Bruxelles

Les explosifs d’Anderlecht étaient très anciens

Ces explosifs avaient été cachés sous un escalier par un ancien militaire russe mort en 2011.

L’enquête aura rapidement fait la lumière sur cette découverte a priori pas véritablement rassurante, d’autant qu’elle avait été fortement gonflée lundi par la chaîne de télévision flamande VTM, la première à diffuser l’information.

Samedi vers 19 h 30, les services de police avaient été avisés par un ouvrier de la découverte d’un sac contenant des explosifs artisanaux. Ceux-ci étaient dissimulés dans une cache d’un escalier d’une habitation de la rue Sergent De Bruyne à Anderlecht. Un important dispositif policier avait été déployé sur place.
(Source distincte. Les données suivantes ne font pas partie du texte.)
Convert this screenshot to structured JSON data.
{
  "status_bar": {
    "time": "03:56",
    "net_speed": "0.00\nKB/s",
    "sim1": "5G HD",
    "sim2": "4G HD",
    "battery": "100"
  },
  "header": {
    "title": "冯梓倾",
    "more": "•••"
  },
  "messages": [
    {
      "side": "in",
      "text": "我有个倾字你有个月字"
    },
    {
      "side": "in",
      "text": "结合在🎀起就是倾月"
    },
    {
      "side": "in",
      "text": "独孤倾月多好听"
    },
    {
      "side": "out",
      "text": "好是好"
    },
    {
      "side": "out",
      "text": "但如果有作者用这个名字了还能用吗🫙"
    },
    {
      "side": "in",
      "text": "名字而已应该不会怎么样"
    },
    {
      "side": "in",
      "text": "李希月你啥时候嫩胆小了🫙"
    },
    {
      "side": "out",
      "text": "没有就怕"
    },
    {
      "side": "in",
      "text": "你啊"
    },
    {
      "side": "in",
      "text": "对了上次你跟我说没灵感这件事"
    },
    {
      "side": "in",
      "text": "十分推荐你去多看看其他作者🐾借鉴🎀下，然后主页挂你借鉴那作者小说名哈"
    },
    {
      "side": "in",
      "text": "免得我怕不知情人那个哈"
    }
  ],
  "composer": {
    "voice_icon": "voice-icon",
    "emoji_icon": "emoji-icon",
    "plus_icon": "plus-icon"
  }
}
À côté de ces explosifs, le service de déminage avait aussi découvert une trentaine de détonateurs, des couteaux et des coups-de-poing américains.

À la manière des braqueurs

L’explosif était parfois disposé dans des tuyaux, ce qui rappelait un modus operandi utilisé par des braqueurs de fourgons qui les plaçaient sur des cibles à l’aide de ventouses de vitrier.

VTM avait rapproché cette découverte du départ du Tour de France qui s’était élancé le même jour dans la capitale. Le parquet de Bruxelles, qui supervisait l’enquête, avait tenu à préciser que rien ne permettait d’affirmer qu’il s’agisse d’engins destinés à commettre un attentat futur. L’hypothèse de la découverte d’une ancienne cache d’explosifs était également envisagée.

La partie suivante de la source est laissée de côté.